As we’re developing new treatments though, we need to keep in mind that genetics play an important role. Although only a minority of patients have an inherited form of Parkinson’s disease, the genetic contribution is actually extremely important. There is a lot of heterogeneity in Parkinson’s disease presentations and treatment response, and no one single patient is quite like another. Genetics likely accounts for much of this heterogeneity, and we are now entering an era in which we have tools to identify subtypes and to learn which patients will respond best to specific treatments. A great example is my colleague, Michael G. Kaplitt, M.D., Ph.D., who was the first to pioneer gene therapy in Parkinson’s disease, now proving the potential for specific gene therapy in individuals with an identified cause of Parkinson’s.

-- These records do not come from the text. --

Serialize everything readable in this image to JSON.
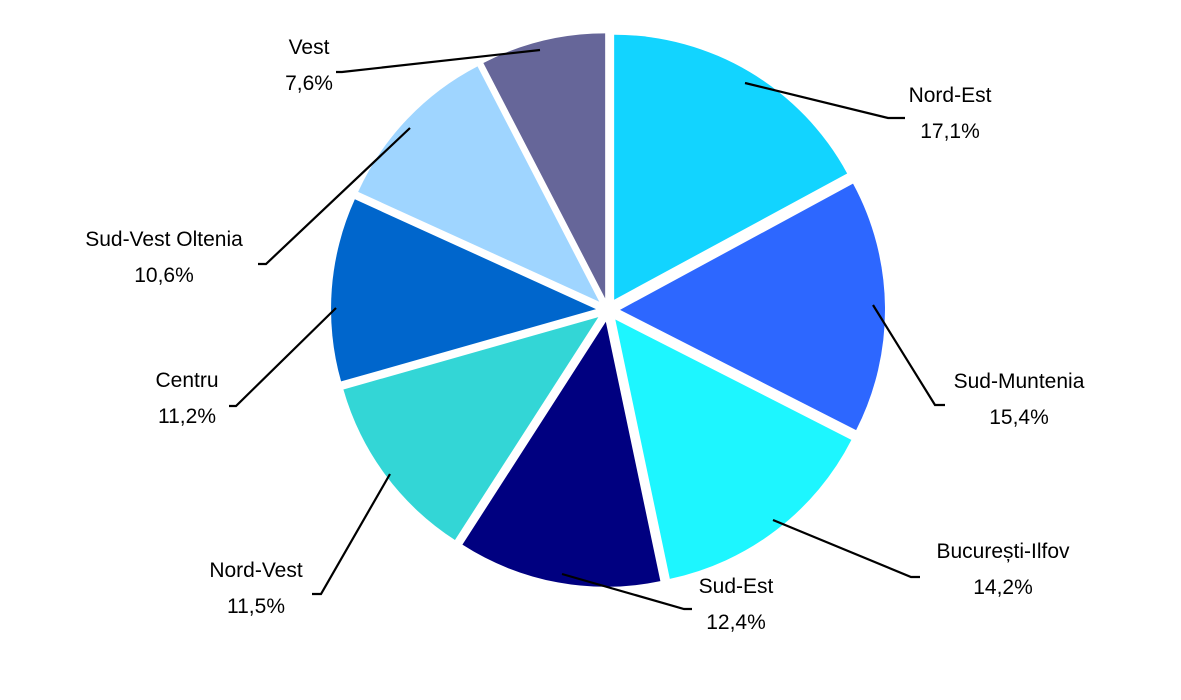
{
  "chart_data": {
    "type": "pie",
    "slices": [
      {
        "name": "Nord-Est",
        "value": 17.1,
        "value_label": "17,1%",
        "color": "#12D4FF"
      },
      {
        "name": "Sud-Muntenia",
        "value": 15.4,
        "value_label": "15,4%",
        "color": "#2D67FF"
      },
      {
        "name": "București-Ilfov",
        "value": 14.2,
        "value_label": "14,2%",
        "color": "#1DF6FF"
      },
      {
        "name": "Sud-Est",
        "value": 12.4,
        "value_label": "12,4%",
        "color": "#000080"
      },
      {
        "name": "Nord-Vest",
        "value": 11.5,
        "value_label": "11,5%",
        "color": "#33D6D6"
      },
      {
        "name": "Centru",
        "value": 11.2,
        "value_label": "11,2%",
        "color": "#0066CC"
      },
      {
        "name": "Sud-Vest Oltenia",
        "value": 10.6,
        "value_label": "10,6%",
        "color": "#9FD5FF"
      },
      {
        "name": "Vest",
        "value": 7.6,
        "value_label": "7,6%",
        "color": "#666699"
      }
    ],
    "start": "12 o'clock",
    "direction": "clockwise",
    "exploded": true,
    "legend": "none"
  }
}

How does precision medicine fit into this new approach?
Precision medicine is the next step for our field. It’s so inspiring to learn how EIPM investigators blend research with clinical trials to benefit specific patients. I find it really important that a patient can present one way clinically or pathologically, but their genetics reveal that something else entirely is going on!
Typically, we group Parkinson’s patients on the basis of their coordination patterns in the clinic. However, if we take a precision medicine approach of digging deeper, we may discover people with a particular genetic form that allows us to intervene in a specific way. For example, we may discover that a patient has a high level of mitochondrial dysfunction and this could guide individualizing their treatment. Precision medicine may therefore be the key to unlocking the genetic mysteries of Parkinson’s. Our patients are eager to explore these possibilities.
Do patients discuss precision medicine with you?
Patients are learning more about the benefits of genetic testing and ask about precision medicine almost daily. They are interested in clinical application for themselves, but also how they can contribute to research for future patients.
Traditionally genetic testing is applied to specific Parkinson’s genes, but the information detected would not in the past necessarily alter a patient’s treatment. However, we are now at the point where we are starting to have new interventions and clinical trials specific to particular genetic forms of Parkinson’s.
While my passion remains with the clinical treatment of patients, I am dedicating more time to research. As we move toward gene therapy, cell therapy, and potentially into antibody-based therapy, we’re well-positioned to take advantage of the next generation of research and precision medicine to deliver new treatments to our patients. Now is a promising time for Parkinson’s disease, and I’m full of hope for a precision medicine approach in improving the future with better outcomes for our individual patients.